How to troubleshoot Redis delay problem 04/21 Update SLTechnology News&Howtos

How to troubleshoot Redis delay problem

2025-04-21 Update From: SLTechnology News&Howtos shulou NAV: SLTechnology News&Howtos > Internet Technology >

Shulou(Shulou.com)06/01 Report--

This article mainly explains "how to troubleshoot Redis delay problems". The content of the explanation is simple and clear, and it is easy to learn and understand. Please follow the editor's train of thought to study and learn "how to troubleshoot Redis delay problems".

Use complex commands

How to troubleshoot if you find a sudden increase in access latency when using Redis?
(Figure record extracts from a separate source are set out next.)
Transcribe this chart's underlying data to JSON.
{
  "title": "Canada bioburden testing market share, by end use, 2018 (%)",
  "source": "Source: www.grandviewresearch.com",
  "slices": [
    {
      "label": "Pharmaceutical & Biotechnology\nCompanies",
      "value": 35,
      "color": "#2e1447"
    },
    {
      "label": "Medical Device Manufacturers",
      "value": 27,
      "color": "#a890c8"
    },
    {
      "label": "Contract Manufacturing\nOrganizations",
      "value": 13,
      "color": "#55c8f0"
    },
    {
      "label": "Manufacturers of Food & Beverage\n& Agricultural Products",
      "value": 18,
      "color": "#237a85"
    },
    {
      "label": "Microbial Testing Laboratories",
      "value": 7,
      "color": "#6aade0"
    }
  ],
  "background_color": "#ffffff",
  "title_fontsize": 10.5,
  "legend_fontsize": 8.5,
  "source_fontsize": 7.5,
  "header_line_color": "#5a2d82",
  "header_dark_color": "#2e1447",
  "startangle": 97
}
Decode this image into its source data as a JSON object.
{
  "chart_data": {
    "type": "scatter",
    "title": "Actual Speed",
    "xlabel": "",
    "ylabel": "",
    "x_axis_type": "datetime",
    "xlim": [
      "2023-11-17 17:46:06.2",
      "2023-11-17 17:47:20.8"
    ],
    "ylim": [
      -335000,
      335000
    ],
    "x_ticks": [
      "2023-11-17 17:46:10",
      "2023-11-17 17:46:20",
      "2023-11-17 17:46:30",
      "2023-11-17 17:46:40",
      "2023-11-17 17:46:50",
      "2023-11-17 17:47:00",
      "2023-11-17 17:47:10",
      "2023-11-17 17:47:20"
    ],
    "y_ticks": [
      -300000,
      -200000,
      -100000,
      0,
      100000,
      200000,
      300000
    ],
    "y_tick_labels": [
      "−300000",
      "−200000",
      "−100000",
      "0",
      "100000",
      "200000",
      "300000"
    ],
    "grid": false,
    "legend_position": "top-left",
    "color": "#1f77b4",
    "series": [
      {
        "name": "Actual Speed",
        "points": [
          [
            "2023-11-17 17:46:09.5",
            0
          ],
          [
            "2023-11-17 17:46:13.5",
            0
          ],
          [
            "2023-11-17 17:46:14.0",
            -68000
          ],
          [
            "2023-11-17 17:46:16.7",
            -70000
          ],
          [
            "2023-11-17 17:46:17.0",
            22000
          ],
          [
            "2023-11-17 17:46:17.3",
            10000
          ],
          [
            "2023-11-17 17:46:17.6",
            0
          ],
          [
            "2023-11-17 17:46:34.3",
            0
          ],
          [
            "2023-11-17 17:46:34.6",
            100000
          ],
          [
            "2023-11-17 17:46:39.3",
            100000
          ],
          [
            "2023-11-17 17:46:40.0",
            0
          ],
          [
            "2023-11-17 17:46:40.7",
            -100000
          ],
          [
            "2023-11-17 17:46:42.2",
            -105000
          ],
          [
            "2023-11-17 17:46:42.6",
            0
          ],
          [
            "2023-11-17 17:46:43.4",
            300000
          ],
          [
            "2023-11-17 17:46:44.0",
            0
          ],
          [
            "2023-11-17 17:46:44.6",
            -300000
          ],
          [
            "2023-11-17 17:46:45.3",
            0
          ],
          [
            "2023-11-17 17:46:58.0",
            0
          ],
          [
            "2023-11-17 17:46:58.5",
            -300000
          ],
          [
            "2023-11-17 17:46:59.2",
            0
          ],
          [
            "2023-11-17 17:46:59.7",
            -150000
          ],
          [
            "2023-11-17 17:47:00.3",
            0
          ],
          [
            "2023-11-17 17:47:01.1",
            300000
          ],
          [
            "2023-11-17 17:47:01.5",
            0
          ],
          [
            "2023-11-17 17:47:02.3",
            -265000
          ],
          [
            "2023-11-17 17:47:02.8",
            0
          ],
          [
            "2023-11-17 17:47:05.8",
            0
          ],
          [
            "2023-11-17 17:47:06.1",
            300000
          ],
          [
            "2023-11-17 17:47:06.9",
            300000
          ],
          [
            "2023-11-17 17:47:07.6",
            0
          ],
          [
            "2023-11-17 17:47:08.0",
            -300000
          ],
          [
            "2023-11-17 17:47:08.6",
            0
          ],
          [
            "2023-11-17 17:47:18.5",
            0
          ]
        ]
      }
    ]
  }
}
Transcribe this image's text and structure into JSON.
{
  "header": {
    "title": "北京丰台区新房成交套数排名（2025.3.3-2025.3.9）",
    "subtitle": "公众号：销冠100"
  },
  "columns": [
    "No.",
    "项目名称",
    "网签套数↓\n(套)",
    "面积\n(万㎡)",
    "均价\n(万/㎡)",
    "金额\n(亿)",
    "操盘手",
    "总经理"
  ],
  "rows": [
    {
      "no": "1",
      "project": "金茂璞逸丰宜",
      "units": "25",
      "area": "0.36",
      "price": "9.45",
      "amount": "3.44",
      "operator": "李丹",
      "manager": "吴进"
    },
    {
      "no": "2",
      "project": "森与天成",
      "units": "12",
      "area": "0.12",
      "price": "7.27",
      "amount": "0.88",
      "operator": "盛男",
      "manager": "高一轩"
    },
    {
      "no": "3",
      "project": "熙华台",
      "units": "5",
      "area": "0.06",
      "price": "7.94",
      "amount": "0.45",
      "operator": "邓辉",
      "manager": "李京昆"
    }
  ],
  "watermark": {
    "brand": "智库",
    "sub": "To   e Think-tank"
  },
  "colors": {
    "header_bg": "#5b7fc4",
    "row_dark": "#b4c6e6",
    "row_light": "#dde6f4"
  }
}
First of all, as a first step, I suggest you check Redis's slow log. Redis provides the statistical function of slow log commands, and we can see which commands have a large delay in execution by setting the following settings.

First, set the slow log threshold of Redis. Only commands that exceed the threshold will be recorded. The units here are subtle, such as setting the slow log threshold to 5 milliseconds, while setting only the last 1000 slow log records:

# Command to record slow logs for more than 5 milliseconds CONFIG SET slowlog-log-slower-than 5000 # keep only the last 1000 slow logs CONFIG SET slowlog-max-len 1000

After the setting is completed, all commands executed with a delay of more than 5 milliseconds will be recorded by Redis. We execute SLOWLOG get 5 to query the last 5 slow logs:

127.0.1 SLOWLOG get 6379 > integer 5 1) 1) (integer) 32693 # slow log ID 2) (integer) 1593763337 # execution time 3) (integer) 5299 # execution time (subtle) 4) 1) "LRANGE" # specific commands and parameters 2) "user_list_2000" 3) "0 "4)-1" 2) 1) (integer) 32692 2) (integer) 1593763337 3) (integer) 5044 4) 1) "GET" 2) "book_price_1000".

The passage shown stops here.